How to prevent JavaScript alerts that fire when leaving a page?

Solution 1:

Well, the simplest thing to do is simply override the pages script directly, and reassign the event to null.

window.onbeforeunload = null;

This should work anywhere, unless they are truly malicious, and keep reassigning it themselves. In such a case, a loop to keep setting null will probably work.

while(true) {
    if (window.onbeforeunload != null) {
        window.onbeforeunload = null;
    }
}

Now, be warned, some pages use this for good. Take the YouTube upload page: If you navigate away during an upload, you may have lost hours of progress! Or perhaps a web form you are filling out, which you may not want to fill out again, or a message (forum/email) that you may not want to retype. With this feature, you are protected.

Another issue is any page using this for some secondary purpose, like saving data by AJAX. They may use this event to trigger the save action, and hope that the user takes long enough to click the button for the request to go through. Again, this is often done to save you from yourself.

But, obviously, we all know many pages use this for ill. So if you know of any pages you want it working on, you could always have a white list system. There really isn't a way to block this action, without totally blocking window.onbeforeunload, and any (possibly good) actions it may take.

There is no way (without prior knowledge of a given pages code) to keep the good actions while stopping the popup box. This box is not an alert(). The box is generated by the browser, as the intended behavior of onbeforeunload. One creates it by making whatever function they assign to window.onbeforeunload return a string. That string will be printed in the popup.
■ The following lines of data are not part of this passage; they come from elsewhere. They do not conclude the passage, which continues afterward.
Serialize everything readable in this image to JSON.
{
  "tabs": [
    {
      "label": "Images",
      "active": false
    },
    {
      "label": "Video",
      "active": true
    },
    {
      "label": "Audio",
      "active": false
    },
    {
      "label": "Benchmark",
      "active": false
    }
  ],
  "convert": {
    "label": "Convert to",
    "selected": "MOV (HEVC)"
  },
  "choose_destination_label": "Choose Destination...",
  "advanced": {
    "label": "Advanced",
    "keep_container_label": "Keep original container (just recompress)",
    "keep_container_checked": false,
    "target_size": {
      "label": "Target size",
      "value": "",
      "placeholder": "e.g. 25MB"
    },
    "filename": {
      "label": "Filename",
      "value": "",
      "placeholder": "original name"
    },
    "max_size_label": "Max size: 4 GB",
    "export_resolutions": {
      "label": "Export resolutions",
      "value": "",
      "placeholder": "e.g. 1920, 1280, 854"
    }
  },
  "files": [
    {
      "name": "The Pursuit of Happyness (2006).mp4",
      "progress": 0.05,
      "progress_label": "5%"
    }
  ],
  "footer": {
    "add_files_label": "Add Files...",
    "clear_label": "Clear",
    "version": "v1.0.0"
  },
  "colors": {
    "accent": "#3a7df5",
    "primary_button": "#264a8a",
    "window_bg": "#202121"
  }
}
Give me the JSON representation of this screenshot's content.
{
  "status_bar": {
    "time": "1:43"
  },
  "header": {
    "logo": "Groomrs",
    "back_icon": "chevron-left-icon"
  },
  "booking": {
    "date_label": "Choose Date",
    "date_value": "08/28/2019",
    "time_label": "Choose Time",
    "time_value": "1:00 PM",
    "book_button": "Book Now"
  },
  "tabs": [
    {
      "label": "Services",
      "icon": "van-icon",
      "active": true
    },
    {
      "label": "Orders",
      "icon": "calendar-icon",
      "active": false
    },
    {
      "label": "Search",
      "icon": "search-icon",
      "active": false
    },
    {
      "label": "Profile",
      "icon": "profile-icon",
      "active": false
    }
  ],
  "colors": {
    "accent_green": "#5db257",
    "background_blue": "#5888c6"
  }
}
window.onbeforeunload = function() {
    //Whatever
    return "WARNING! You have unsaved changes that may be lost!";
}

Thus, you would be unable to block the popup without erasing the function.

Plus, if you did find a way, any AJAX would fail. The popup gives requests time to go through, without it, data may be lost.

As for onunload, it should not be possible to block you with this. Since it fires after the page unloads. But to be safe, you can always do a window.onunload = null; and it should be taken care of.